En devenir

Au collège, il est fréquent que l’on se demande, au sujet d’un élève, s’il est honnête ou non, s’il est sincère ou non, s’il est timide, cool, renfermé, drôle, courageux, expansif, nerveux, fragile, travailleur, branleur, violent, sympathique, s’il gagne à ne pas être connu ou le contraire…

Bien sûr, les élèves sont un savant mélange de tout cela, mais il y a quelques traits dominants dans leur caractère.
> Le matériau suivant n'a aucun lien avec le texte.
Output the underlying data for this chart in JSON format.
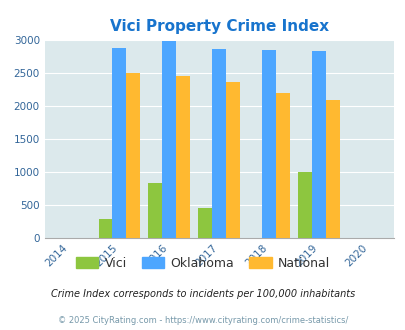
{
  "title": "Vici Property Crime Index",
  "title_color": "#1874cd",
  "years": [
    2015,
    2016,
    2017,
    2018,
    2019
  ],
  "vici": [
    275,
    825,
    450,
    0,
    1000
  ],
  "oklahoma": [
    2880,
    2980,
    2860,
    2850,
    2820
  ],
  "national": [
    2490,
    2450,
    2360,
    2190,
    2090
  ],
  "bar_colors": {
    "vici": "#8dc63f",
    "oklahoma": "#4da6ff",
    "national": "#ffb930"
  },
  "xlim": [
    2013.5,
    2020.5
  ],
  "ylim": [
    0,
    3000
  ],
  "yticks": [
    0,
    500,
    1000,
    1500,
    2000,
    2500,
    3000
  ],
  "bg_color": "#dce9ec",
  "note_line1": "Crime Index corresponds to incidents per 100,000 inhabitants",
  "note_line2": "© 2025 CityRating.com - https://www.cityrating.com/crime-statistics/",
  "legend_labels": [
    "Vici",
    "Oklahoma",
    "National"
  ],
  "bar_width": 0.28
}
Et la question que l’on se pose souvent : comment va-t-il évoluer ? Que va-t-il devenir ?

Heureusement, nous n’avons que rarement la réponse.

Parce que c’est rassurant de ne les considérer que comme des êtres en devenir, pour lesquels rien n’est figé.

 

Et puis, quand nous savons ce qu’ils deviennent, ce n’est pas forcément bon signe.

 

Mais quand on voit les situations difficiles de certains, ce qu’ils peuvent accumuler de dur dans leur vie – maladie, violence, mort de proches, de trop proches – on se dit qu’il en faudra de bonnes rencontres, qu’il en faudrait des événements positifs pour compenser un peu tout cela. Et heureusement, c’est le cas, pour certains.

 

Les situations sociales difficiles me touchent d’autant plus qu’elles ne font pas vraiment partie de mon travail. Nous avons accès à certaines informations parfois de manière un peu officieuse, nous ne savons alors qu’en faire.
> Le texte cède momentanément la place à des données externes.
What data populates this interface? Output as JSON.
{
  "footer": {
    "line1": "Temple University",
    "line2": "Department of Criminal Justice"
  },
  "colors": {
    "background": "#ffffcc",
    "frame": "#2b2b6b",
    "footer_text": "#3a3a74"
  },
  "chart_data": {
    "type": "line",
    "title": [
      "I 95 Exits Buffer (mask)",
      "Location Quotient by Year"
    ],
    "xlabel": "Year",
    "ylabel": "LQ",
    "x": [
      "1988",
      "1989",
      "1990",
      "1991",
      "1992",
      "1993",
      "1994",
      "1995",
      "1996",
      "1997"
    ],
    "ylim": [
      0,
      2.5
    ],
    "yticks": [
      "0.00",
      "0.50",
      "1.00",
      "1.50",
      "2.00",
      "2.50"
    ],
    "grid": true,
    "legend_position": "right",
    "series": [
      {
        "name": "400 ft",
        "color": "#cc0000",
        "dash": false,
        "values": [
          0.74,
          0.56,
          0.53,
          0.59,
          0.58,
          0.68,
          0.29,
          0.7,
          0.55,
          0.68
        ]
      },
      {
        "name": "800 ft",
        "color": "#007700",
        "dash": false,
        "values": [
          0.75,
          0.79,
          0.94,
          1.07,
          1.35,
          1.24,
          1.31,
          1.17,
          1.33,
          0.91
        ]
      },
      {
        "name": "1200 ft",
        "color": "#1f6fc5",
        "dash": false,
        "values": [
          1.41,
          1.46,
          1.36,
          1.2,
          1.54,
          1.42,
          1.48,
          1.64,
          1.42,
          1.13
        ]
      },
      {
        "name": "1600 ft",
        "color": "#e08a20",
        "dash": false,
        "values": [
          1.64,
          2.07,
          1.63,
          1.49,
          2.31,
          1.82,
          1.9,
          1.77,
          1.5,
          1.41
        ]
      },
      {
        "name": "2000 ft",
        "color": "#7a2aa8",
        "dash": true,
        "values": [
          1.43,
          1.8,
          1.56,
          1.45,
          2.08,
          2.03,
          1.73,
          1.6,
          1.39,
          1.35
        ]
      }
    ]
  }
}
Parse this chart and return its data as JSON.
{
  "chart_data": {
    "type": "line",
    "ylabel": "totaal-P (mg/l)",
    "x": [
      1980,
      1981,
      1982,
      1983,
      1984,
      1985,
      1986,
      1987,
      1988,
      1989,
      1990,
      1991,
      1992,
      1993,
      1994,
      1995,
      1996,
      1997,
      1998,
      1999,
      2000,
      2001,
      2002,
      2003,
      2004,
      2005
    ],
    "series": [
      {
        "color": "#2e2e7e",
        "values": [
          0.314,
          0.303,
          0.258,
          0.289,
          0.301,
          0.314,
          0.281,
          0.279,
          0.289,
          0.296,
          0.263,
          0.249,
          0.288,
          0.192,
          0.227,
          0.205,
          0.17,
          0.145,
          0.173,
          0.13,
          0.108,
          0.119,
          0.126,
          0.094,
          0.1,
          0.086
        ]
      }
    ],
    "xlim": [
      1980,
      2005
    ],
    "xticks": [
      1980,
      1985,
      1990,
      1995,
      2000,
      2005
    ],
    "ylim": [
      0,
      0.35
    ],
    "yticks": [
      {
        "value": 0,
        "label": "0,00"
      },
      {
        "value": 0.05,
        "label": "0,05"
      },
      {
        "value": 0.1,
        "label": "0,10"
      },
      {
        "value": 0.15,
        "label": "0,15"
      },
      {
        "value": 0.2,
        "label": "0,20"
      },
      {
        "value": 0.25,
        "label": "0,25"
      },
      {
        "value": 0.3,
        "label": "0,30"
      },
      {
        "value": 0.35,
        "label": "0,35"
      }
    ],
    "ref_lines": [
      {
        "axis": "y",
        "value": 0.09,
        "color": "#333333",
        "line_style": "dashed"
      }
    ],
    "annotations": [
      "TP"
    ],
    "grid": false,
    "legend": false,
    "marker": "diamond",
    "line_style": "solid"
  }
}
Certains ne veulent pas laisser pénétrer leur vie « privée » au collège, ils se préservent en laissant à la porte leurs problèmes. Finalement, c’est le mieux pour nous, le plus confortable et sûrement le plus efficace en termes de travail scolaire pour eux. Mais il faut en être capable et ce n’est pas donné à tout le monde, nous-mêmes, adulte, ne savons pas forcément le faire.
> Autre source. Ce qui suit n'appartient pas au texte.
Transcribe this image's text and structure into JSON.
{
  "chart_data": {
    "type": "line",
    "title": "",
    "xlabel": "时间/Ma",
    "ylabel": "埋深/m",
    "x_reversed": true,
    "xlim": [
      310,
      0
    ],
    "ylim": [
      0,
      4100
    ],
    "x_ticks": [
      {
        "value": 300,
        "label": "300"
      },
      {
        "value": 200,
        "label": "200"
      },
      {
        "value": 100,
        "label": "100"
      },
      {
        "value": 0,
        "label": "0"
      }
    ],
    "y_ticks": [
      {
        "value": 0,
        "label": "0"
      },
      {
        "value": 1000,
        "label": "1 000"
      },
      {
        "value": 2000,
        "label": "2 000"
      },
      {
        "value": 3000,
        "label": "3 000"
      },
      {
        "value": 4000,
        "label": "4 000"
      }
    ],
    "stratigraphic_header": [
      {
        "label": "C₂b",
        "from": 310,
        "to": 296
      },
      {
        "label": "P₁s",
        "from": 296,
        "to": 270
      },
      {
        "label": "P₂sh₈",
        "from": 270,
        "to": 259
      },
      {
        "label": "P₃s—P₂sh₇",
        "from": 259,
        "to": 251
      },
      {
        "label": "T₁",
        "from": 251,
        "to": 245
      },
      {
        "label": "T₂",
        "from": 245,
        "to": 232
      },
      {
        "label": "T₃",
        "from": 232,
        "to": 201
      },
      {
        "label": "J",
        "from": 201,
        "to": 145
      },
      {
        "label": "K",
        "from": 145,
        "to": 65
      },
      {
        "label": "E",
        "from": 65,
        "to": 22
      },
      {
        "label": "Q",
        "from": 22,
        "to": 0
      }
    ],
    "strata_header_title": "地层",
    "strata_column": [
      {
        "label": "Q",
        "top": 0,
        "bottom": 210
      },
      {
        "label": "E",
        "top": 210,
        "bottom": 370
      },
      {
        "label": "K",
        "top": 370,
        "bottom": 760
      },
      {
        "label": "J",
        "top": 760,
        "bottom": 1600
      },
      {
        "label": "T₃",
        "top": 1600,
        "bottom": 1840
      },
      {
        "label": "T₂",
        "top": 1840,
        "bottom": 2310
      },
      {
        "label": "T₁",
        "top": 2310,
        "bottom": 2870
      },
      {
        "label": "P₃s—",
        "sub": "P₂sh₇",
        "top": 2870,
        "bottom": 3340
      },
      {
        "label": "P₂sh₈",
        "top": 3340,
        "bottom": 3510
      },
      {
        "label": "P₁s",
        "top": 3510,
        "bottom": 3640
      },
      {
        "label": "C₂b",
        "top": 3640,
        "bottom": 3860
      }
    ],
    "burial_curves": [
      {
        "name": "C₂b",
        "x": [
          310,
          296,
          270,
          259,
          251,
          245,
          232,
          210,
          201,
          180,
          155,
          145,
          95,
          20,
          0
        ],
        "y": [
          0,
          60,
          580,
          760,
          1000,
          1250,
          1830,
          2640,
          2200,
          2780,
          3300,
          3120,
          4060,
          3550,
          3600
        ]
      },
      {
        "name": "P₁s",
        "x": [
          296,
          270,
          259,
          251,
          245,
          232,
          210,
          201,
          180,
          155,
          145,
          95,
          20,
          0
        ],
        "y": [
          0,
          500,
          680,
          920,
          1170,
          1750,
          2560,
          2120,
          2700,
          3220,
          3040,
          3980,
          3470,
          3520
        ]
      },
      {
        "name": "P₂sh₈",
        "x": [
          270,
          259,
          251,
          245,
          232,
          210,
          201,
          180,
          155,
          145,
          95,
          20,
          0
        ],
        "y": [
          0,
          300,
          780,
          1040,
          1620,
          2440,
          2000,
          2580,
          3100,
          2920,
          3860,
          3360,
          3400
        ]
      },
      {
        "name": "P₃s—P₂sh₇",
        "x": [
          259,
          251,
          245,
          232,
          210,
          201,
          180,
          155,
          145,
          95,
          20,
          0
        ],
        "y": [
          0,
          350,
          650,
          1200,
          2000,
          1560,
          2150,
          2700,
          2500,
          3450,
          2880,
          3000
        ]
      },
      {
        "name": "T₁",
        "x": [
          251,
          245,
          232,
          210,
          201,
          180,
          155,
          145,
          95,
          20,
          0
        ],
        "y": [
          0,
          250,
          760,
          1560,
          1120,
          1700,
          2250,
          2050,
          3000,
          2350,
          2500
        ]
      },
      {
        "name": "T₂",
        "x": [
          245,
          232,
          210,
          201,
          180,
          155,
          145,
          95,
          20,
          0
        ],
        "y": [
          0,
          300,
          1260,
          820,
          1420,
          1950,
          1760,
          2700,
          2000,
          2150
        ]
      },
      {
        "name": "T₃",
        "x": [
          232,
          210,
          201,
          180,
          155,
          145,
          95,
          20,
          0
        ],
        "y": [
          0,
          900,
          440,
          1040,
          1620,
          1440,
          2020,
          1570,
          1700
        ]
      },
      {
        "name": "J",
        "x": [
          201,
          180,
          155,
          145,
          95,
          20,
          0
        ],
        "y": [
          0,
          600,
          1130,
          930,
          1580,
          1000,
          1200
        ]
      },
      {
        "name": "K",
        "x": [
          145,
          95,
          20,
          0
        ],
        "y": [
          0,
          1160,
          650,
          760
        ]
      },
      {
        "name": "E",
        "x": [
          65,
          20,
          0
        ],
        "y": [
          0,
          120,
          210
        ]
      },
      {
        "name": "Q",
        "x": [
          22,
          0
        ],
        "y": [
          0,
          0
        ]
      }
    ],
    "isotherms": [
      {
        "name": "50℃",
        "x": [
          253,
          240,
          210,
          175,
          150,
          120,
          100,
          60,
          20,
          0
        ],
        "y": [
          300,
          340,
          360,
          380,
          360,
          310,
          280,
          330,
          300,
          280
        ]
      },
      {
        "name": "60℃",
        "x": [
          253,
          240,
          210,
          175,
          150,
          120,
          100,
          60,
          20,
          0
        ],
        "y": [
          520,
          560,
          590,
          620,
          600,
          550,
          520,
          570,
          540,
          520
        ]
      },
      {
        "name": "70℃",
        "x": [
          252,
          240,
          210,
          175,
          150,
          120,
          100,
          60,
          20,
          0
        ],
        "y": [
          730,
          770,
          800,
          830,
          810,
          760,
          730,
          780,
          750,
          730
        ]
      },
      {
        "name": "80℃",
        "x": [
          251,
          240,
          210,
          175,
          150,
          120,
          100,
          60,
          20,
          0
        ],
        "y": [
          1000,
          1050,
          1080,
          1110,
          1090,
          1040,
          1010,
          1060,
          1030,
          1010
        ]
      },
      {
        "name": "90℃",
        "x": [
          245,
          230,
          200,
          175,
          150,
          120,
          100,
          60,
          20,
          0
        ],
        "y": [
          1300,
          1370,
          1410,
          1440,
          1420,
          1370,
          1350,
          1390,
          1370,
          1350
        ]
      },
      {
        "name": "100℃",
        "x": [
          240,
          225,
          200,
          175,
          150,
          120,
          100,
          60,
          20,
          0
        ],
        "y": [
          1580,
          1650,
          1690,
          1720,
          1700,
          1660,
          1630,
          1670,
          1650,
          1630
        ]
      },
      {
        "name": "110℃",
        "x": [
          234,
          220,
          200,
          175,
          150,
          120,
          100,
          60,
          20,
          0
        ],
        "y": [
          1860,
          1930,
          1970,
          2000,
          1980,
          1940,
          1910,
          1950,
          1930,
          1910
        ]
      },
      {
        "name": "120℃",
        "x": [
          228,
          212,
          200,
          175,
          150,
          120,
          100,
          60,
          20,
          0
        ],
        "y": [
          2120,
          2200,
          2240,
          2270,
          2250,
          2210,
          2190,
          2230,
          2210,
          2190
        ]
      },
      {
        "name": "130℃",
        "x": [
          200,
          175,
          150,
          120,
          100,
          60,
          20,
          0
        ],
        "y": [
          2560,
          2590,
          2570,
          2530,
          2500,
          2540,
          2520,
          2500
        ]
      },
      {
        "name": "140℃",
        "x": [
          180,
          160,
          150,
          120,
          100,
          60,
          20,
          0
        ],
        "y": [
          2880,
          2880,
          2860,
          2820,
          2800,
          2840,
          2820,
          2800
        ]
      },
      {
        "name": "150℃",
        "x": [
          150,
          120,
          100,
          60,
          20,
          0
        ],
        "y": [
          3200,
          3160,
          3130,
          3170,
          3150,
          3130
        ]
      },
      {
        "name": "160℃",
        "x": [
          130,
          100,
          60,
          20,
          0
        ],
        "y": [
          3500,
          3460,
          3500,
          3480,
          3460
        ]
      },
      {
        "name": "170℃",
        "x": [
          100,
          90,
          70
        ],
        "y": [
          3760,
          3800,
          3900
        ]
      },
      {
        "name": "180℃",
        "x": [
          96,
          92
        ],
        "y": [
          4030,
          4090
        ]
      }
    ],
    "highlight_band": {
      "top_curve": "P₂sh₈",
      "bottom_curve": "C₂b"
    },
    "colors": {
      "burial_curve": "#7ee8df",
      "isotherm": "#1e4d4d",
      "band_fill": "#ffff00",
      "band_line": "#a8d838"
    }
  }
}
Et d’autres gagneraient à ce que l’on puisse exprimer ce que l’on pense de leur situation, comme un soutien moral. D’autres ont besoin de témoignages de sympathie, de soutien, d’écoute.

Parfois, c’est vraiment une charge, toutes ces âmes en devenir !

 

Dennis Lehane fait partie de ces auteurs qui donnent à réfléchir sur la société, sur nous-mêmes. C’est ce qui donne un côté intemporel à ces romans, les deux que j’ai lu du moins.

Mystic River par Lehane

Mistic River fut avant tout une rencontre avec des personnages.

Trois garçons que nous fréquentons brièvement à la frontière de leur enfance et de leur adolescence. Chacun est dépeint d’un certain point de vue, la connaissance que nous en avons n’est que tout à fait partielle et partiale.

 

Puis nous retrouvons ces trois personnages, trois hommes maintenant, dans un cadre critique : une enquête policière autour de la mort, violente, d’une jeune fille.

 

Plus que la partie policière, c’est le suspense psychologique qui prédomine ici. Avons-nous deviné les pensées des personnages – l’orientation de leur pensée du moins ? Sommes-nous prêt à accepter de croire ce qui nous est donné de chacun, bon fond, mauvais fond, victime ou coupable, repenti ou pas, faiblesse ou force… ?

C’est un roman noir, dont l’écriture sert le malaise que crée l’incertitude dans laquelle nous nous trouvons, car il est naturel de vouloir prendre parti envers les personnes que nous fréquentons.